Das Spiel wurde von Abwehrfehlern bestimmt. Zur Halbzeit hätte es gut und gerne 4:4 oder 5:5 stehen können. Aber die Stürmer von Duque de Caxias machten nichts aus ihren Chancen und so gingen die Mannschaften mit einem 2:0 für Nova Iguaçu in die Kabinen. In der zweiten Halbzeit flachte das Spiel ab. Nova Iguaçu beschränkte sich aufs Verteidigen und Konter. Bis dann die Nummer 26 eingewechselt wurde und zu unserer Freude noch ein paar Zauberstückchen aufführte. Eines führte zum 3:0 Endstand für die Hausherren.

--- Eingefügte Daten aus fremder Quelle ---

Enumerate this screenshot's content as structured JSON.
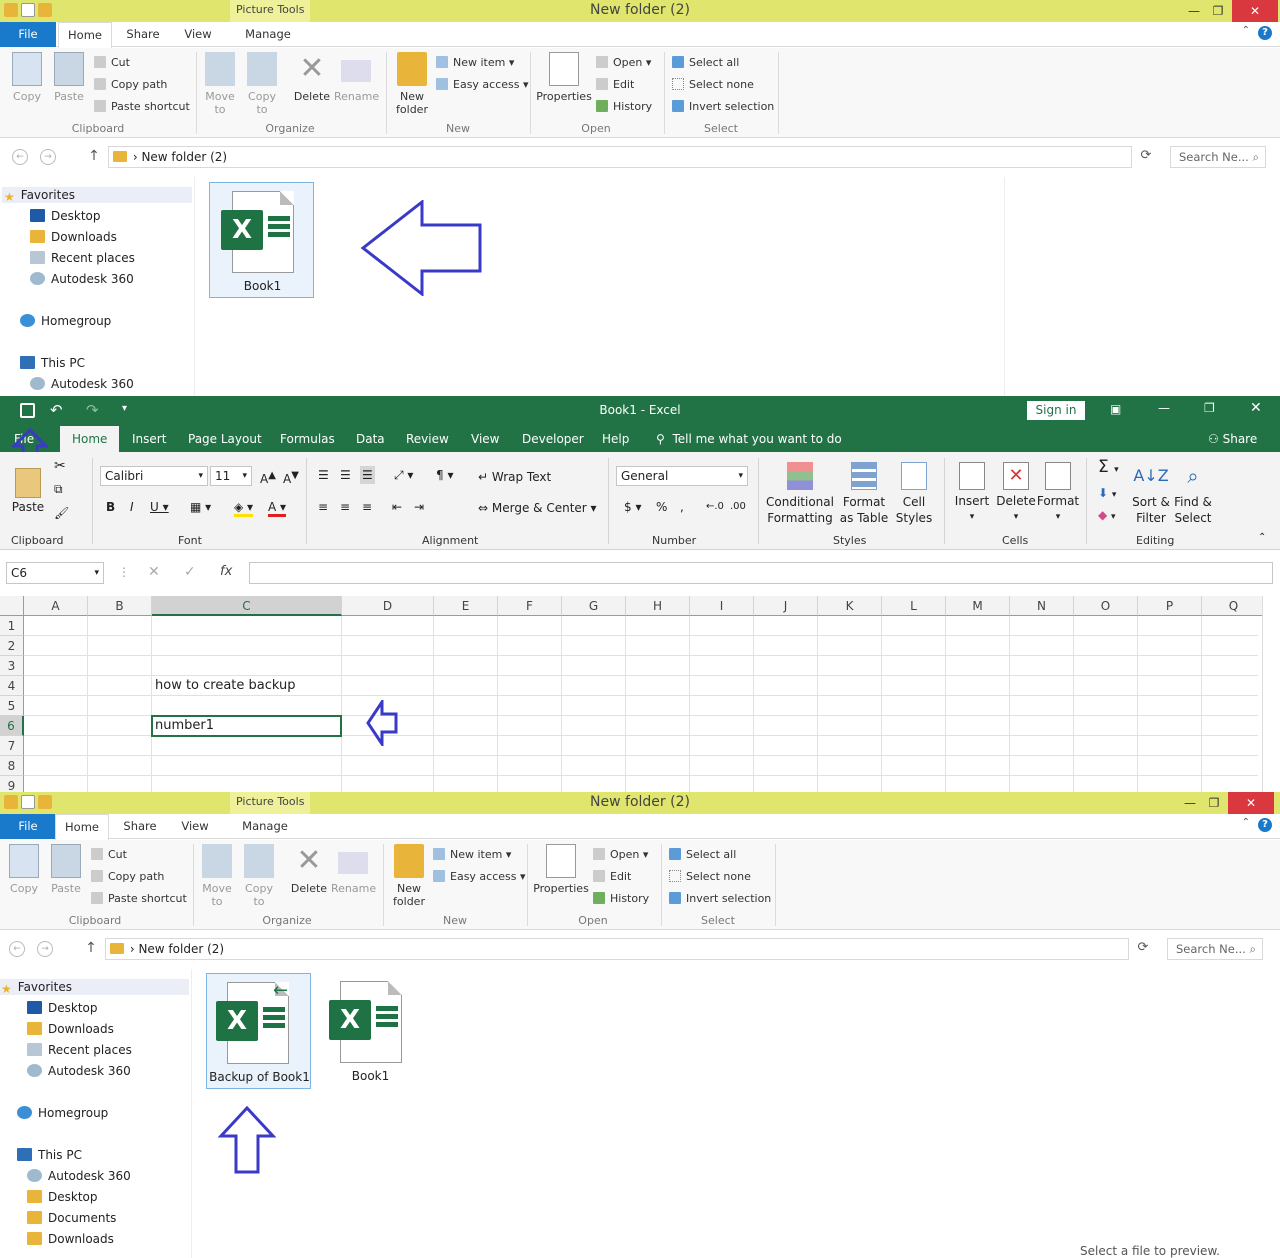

Andrés Jungs versuchten das ganze Spiel über die wenigen Zuschauer anzufeuern, was nicht wirklich gelang. Zur zweiten Halbzeit kam noch ein zweiter Fanklub „Garra Iguaçuana“ – Die Klauen – auf die Tribüne. Seine Mitglieder sind etwa 15-jährige Jugendliche, die gewartet haben, bis sie umsonst eingelassen wurden. Sie machten etwas mehr Party. Nach Schlusspfiff treten Leda, Carol und ich unter strömendem Regen, die Rückreise an.
Am Sonntagabend erwartet Rio de Janeiro den ersten großen Klassiker des Jahres zwischen Botafogo und Fluminense. Die Vereine haben sich auf eine erneute Eintrittserhöhung geeinigt. Der billigste Platz kostet jetzt 60 Real (etwa 22 Euro)! Das Spiel wird da wohl leider wieder vor leeren Rängen stattfinden.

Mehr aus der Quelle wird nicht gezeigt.